(For other news from Reuters Global Investment Outlook Summit, click here)
NEW YORK Nov 30 (Reuters) - They might not arrive in pretty wrapping paper with a bow, but dividends paid out early to avoid a potential tax increase next year could provide an unexpected boost to holiday sales.
With tax rates on dividends set to more than double for many earners in 2013 if Congress does not reach a deal on the so-called fiscal cliff of tax increases and budget cuts, several companies are trying to get special dividends in "under the wire," notes Citigroup credit strategist Erin Lyons.
For most companies, special dividends are simply a shrewd business move designed to beat the tax man.
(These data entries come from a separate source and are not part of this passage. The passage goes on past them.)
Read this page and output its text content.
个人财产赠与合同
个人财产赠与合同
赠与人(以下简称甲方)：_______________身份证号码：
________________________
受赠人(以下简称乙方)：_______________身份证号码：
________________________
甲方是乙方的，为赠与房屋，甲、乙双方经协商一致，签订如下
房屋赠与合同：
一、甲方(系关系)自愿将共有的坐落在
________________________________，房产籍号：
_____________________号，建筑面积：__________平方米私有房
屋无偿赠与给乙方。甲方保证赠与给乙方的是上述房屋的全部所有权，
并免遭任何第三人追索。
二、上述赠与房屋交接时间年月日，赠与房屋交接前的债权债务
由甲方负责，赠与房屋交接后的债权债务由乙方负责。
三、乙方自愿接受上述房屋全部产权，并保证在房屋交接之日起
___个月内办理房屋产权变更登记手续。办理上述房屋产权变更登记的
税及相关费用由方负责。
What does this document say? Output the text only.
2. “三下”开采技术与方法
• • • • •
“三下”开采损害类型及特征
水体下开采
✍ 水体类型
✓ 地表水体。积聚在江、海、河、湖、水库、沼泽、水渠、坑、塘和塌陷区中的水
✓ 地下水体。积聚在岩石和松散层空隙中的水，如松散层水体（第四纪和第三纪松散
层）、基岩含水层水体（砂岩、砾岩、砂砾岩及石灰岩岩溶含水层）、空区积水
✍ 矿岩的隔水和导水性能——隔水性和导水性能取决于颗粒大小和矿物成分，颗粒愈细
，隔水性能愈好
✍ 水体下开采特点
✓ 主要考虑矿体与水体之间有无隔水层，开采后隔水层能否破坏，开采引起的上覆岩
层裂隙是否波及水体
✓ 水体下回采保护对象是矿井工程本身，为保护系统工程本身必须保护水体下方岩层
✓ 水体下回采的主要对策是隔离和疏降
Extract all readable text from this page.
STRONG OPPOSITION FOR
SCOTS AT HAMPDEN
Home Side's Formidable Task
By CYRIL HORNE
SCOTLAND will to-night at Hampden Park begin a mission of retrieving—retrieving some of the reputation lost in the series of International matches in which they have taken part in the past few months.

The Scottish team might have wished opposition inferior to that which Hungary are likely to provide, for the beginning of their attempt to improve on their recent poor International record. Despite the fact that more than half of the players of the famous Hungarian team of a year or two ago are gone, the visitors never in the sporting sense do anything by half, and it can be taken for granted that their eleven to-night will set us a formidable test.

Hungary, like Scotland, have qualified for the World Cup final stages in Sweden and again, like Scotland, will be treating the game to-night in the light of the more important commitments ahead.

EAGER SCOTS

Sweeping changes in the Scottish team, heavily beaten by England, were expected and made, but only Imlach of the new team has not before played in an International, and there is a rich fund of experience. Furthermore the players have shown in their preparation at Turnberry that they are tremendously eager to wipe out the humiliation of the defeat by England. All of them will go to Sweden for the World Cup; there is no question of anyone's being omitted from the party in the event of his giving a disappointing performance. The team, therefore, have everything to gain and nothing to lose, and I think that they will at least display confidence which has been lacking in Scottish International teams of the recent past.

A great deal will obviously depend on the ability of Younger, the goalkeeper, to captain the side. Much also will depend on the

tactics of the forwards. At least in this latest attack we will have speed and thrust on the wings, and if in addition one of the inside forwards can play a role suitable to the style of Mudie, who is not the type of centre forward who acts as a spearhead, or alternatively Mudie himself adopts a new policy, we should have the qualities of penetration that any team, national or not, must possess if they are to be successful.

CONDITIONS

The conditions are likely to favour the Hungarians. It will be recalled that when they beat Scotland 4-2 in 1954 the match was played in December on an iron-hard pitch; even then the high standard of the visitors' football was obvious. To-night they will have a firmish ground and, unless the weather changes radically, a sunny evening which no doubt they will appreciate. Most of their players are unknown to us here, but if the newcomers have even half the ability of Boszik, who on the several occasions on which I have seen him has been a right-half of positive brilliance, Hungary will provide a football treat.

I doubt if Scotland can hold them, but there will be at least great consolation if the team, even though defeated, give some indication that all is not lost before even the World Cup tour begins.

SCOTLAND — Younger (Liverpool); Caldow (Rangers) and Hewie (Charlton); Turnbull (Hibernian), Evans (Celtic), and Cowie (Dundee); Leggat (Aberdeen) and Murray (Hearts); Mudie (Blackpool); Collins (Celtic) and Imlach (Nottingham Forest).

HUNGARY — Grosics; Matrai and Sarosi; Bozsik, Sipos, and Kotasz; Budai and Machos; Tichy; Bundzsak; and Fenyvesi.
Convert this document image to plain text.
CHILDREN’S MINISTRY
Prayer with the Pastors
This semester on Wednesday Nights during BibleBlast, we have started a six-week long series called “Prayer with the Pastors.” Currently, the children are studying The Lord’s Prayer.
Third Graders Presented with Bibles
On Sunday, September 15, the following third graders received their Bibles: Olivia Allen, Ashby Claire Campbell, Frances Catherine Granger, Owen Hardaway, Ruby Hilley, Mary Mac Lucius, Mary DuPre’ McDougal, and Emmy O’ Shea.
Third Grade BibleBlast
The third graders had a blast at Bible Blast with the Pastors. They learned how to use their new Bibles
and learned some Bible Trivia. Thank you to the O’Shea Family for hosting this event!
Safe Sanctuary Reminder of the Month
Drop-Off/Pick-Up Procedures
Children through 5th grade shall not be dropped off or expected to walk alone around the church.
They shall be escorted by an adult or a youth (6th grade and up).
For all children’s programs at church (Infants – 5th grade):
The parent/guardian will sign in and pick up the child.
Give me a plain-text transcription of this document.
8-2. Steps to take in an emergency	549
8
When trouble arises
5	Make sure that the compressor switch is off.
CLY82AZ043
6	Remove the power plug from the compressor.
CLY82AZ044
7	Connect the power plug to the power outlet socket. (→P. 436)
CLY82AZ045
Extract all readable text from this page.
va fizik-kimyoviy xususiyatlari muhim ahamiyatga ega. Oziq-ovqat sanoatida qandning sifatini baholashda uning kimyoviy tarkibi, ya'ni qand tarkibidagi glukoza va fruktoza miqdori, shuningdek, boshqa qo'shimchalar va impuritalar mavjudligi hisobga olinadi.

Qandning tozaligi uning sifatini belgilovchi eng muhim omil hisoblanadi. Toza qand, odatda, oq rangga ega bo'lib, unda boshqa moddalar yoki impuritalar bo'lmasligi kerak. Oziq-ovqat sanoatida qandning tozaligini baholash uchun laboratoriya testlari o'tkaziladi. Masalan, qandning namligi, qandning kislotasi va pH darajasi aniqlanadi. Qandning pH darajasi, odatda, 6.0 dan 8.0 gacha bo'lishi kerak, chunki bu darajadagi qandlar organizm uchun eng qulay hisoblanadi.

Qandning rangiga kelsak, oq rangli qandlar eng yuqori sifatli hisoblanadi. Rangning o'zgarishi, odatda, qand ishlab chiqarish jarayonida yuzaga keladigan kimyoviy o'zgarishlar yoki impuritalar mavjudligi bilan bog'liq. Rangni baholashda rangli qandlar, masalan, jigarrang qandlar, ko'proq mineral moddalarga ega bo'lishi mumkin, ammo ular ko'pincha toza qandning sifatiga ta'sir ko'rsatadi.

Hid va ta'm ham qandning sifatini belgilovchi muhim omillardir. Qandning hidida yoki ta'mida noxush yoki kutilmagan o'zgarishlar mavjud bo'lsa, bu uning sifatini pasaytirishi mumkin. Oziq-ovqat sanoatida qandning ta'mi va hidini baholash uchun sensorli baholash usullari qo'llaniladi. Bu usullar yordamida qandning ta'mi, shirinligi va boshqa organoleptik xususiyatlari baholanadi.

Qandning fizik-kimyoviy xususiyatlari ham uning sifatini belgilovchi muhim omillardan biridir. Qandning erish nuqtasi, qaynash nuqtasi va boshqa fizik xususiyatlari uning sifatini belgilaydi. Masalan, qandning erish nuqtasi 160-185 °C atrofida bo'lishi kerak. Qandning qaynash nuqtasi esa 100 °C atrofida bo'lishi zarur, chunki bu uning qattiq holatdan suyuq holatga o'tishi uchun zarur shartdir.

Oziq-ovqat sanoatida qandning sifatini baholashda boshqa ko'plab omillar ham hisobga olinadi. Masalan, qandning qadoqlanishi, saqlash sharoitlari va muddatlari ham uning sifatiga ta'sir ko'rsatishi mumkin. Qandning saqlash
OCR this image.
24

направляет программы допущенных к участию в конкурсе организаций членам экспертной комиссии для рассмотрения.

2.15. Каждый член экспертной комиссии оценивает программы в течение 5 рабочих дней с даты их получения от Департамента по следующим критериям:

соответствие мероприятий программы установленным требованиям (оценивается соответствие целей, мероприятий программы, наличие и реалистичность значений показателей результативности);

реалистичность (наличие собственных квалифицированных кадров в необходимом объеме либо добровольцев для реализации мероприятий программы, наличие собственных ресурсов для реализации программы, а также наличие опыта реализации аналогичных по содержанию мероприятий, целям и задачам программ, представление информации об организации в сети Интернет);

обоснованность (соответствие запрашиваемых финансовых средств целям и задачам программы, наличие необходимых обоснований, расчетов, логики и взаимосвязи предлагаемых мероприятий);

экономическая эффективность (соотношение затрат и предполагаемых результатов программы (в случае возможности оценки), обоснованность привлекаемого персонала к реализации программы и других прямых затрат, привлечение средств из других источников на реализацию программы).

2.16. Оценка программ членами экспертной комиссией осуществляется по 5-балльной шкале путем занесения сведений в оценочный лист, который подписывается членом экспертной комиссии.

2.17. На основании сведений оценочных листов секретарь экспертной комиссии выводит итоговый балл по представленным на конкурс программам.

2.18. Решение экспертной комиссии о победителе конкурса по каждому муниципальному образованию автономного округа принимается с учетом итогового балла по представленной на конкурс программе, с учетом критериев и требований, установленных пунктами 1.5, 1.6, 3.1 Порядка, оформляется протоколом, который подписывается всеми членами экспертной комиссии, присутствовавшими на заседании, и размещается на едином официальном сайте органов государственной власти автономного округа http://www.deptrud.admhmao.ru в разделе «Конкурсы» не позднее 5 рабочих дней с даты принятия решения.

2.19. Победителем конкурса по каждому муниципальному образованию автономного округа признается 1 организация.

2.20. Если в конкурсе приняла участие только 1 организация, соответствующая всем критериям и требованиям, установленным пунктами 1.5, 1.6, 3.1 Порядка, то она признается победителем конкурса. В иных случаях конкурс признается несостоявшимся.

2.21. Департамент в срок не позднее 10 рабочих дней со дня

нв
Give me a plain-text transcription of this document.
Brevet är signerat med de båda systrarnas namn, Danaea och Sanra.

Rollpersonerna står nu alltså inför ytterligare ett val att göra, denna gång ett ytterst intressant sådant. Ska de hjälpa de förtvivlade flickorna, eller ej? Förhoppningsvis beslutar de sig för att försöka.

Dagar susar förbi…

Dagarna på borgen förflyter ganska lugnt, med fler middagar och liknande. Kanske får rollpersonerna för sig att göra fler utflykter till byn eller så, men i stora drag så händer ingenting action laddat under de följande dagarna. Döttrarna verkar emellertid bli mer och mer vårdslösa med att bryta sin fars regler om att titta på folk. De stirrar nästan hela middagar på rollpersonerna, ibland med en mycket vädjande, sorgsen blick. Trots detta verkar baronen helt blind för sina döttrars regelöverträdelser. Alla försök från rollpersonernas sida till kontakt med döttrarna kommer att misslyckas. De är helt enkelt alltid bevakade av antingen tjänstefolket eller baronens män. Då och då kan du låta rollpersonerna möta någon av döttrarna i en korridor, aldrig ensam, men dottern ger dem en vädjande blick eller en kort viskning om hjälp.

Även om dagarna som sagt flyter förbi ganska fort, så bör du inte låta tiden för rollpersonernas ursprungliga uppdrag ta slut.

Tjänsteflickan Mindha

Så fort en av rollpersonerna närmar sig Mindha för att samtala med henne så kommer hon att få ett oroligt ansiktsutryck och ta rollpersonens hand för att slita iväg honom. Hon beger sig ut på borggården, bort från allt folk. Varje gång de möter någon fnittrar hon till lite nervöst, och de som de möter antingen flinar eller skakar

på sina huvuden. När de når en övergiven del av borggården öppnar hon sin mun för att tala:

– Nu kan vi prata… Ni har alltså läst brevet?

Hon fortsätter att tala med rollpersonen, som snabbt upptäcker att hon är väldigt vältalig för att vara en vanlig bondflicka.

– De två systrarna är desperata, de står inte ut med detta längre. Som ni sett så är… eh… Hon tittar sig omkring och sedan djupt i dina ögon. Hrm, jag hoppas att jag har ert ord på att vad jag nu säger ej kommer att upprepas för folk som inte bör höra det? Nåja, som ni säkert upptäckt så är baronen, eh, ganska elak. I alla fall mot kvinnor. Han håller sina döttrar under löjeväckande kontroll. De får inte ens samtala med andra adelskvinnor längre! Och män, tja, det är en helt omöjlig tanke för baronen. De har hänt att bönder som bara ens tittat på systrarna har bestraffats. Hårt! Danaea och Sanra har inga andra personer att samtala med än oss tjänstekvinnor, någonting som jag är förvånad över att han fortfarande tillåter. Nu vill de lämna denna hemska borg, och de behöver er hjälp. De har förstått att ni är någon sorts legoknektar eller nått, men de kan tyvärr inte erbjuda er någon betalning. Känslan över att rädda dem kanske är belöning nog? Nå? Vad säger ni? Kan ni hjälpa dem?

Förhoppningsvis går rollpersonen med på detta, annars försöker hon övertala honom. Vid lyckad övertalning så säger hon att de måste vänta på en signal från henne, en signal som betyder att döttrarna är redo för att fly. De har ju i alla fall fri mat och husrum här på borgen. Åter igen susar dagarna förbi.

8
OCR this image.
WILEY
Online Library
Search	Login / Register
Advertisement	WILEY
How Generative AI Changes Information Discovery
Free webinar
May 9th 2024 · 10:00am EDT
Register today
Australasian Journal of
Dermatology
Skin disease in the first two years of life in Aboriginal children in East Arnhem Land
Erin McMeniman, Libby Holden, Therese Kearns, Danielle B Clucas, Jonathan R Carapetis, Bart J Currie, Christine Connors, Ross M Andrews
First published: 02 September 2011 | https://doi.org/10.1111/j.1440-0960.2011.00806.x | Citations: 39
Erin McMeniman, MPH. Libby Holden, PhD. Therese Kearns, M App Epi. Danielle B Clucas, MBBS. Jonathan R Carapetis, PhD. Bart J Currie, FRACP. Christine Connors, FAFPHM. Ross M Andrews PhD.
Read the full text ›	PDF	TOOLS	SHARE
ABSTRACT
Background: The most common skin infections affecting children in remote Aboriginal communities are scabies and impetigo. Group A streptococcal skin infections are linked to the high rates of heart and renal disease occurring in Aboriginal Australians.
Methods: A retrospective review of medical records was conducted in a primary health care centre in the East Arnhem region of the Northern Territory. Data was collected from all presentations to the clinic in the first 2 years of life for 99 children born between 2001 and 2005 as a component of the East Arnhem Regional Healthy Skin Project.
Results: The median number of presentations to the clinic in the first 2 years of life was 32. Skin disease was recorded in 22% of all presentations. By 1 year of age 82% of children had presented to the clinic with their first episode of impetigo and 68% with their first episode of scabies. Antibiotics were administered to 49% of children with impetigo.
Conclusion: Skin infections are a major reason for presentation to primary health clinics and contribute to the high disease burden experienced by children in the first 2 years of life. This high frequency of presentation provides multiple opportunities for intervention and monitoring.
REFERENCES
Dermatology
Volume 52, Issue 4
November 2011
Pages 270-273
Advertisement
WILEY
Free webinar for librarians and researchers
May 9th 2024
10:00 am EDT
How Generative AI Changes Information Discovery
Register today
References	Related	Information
But those dividends could also, at least marginally, further brighten the outlook for holiday shopping by putting more money in the pockets of consumers.
Money in the form of dividend payments that arrive before Christmas, instead of early next year, "may very well help Christmas sales, along with having a multiplier effect in terms of credit and borrowing," said Jason Ader, who runs New York-based investing firm Ader Investment Management and is a former Wall Street gaming analyst.
"Retailers have done an excellent job managing inventories so with the stimulus effect of the early dividends and good inventory management, it should be a pretty good season for retail," said Ader, who sits on the board of Las Vegas Sands , one of the companies paying a special dividend before the start of the new year.
Speaking at the Reuters Global Investment 2013 Outlook Summit, Ader said the holiday shopping season should be positive for retailers separate from the early dividend payouts because consumers are generally feeling better about the economy.
In fact, surveys show consumer confidence is at its highest since early 2008. A big reason for that is that consumers' views of current and expected employment conditions have improved, says Ray Stone, economist and managing director at Stone & McCarthy Research Associates in Princeton, New Jersey.
Household balance sheets have also strengthened since the depth of the financial crisis.
"Equities are up, home prices are up, and gasoline prices are down so consumers' net worth and real incomes have risen," said Steven Einhorn of the investment firm Omega at the Reuters Global Investment 2013 Outlook.
The National Retail Federation said sales for the four days from Thanksgiving to Sunday rose 12.8 percent from the same period last year, well above the 4.1 percent gain the trade group expects for the whole season.
Retailer Costco Wholesale Corp said on Wednesday it would pay a special dividend totaling roughly $3 billion, the largest payout so far from any company ahead of the possible increase in the U.S. dividend tax.
Several companies declared one-time cash payouts this week before the possible increase in the dividend tax rate.
Las Vegas Sands Chairman Sheldon Adelson, a billionaire Republican donor, announced a special dividend totaling about $2.27 billion, based on the number of shares outstanding as of Sept. 30. More than half of that sum will benefit Adelson and his family.
Department-store operator Dillard's Inc announced a special dividend of $5 per share and spirits company Brown-Forman Corp declared a $4-a-share special dividend.
Family members are three of the top 11 shareholders at Dillard's and two of the nine largest Brown-Forman shareholders are affiliates of the Brown family.
Wynn Resorts Ltd paid a dividend of $8 per share, including a regular 50-cent payout, in early November, ahead of the possible tax increase. Chief Executive Stephen Wynn and his ex-wife, Elaine, each individually own nearly 10 percent of the stock.
On Nov. 19, Costco's biggest rival, Wal-Mart Stores Inc , moved its planned dividend to late December from early January to help shareholders avoid any increase in the tax rate. The family of founder Sam Walton owns just over half of the company's shares.